Rock-1 Das Double-Nickase-Plasmid (h) besteht aus einem aufeinander abgestimmten Plasmidpaar, das für die hochspezifische Bearbeitung des ROCK1-Lokus in human-Zelllinien entwickelt wurde. Jedes Plasmid exprimiert eine Cas9-D10A-Nickase und eine spezifische sgRNA, die auf entgegengesetzte DNA-Stränge innerhalb von ROCK1 abzielt. Wenn sie auf benachbarte Stellen auf entgegengesetzten DNA-Strängen gerichtet sind, erzeugen die beiden Nickasen versetzte Einzelstrang-Schnitte, die zusammen einen versetzten Doppelstrangbruch erzeugen, was eine koordinierte On-Target-Aktivität beider Guides erfordert. Der resultierende DNA-Bruch wird durch endogene zelluläre Reparaturwege behoben, meist durch nicht-homologe Endverknüpfung (NHEJ), was zu Insertionen oder Deletionen führt, die die ROCK1-Funktion stören. Durch die Notwendigkeit einer doppelten sgRNA-Bindung am Zielort erhöht der Doppel-Nick-Ansatz die Spezifität der Bearbeitung und bietet eine komplementäre CRISPR-Strategie für Anwendungen, bei denen eine zusätzliche Kontrolle über die Zielgenauigkeit gewünscht ist.
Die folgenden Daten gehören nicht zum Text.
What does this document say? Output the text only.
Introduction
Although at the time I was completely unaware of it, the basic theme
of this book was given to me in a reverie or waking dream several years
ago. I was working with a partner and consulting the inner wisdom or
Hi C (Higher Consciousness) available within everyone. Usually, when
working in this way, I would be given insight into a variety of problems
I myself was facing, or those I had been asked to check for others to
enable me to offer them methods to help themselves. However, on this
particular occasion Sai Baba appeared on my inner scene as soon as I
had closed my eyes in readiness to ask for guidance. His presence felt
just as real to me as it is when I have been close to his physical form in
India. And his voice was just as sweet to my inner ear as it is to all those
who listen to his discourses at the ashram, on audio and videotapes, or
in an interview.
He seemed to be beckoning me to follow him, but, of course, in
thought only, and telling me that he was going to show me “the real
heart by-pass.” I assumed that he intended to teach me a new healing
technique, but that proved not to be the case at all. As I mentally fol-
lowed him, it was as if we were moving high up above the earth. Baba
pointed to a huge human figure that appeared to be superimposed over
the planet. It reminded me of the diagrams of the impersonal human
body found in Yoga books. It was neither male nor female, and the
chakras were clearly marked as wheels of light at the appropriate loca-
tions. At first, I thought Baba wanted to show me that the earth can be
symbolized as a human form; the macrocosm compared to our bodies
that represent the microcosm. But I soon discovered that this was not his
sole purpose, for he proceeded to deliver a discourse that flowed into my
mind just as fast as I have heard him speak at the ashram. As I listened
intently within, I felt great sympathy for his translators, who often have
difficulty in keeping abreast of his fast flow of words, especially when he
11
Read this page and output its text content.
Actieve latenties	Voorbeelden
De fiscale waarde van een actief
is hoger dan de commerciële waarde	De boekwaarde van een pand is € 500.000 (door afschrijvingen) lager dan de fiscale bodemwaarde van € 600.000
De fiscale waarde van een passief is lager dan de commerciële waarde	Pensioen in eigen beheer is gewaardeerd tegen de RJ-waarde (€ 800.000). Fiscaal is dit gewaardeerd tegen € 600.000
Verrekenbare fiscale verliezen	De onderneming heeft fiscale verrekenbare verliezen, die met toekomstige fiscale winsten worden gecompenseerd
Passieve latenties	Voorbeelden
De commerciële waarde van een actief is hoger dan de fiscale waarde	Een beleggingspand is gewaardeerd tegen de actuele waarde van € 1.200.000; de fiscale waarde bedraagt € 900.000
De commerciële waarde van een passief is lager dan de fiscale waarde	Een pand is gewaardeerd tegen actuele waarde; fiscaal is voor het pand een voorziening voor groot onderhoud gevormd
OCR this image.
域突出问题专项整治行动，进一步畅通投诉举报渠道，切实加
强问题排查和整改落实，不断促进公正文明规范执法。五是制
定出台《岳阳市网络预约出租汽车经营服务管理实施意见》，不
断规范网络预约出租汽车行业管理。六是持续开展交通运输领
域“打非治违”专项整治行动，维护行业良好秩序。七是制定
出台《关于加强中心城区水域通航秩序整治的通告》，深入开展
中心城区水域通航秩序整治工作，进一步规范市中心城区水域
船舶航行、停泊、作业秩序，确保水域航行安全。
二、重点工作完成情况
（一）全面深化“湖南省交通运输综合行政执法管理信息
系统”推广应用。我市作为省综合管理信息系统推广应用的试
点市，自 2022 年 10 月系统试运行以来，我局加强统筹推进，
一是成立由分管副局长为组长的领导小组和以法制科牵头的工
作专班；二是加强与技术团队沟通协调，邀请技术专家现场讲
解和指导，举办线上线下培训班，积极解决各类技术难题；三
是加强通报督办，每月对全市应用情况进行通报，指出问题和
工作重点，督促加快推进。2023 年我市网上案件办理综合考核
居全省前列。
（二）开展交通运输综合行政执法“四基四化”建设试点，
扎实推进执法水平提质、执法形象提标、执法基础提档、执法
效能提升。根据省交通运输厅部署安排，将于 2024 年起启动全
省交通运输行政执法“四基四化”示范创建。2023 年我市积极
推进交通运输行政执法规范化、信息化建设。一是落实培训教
Um eine effiziente Identifizierung editierter Zellen zu unterstützen, kodiert ein Plasmid GFP zur fluoreszierenden Visualisierung transfizierter Populationen, während das Begleitplasmid ein Puromycin-Resistenzgen für die Antibiotika-Selektion trägt. Zusammen unterstützen diese Merkmale eine effiziente Anreicherung co-transfizierter Populationen und vereinfachen die Validierung von Klonen mit ROCK1-Störung.
Nur für Forschungszwecke. Nicht für diagnostische oder therapeutische Zwecke bestimmt.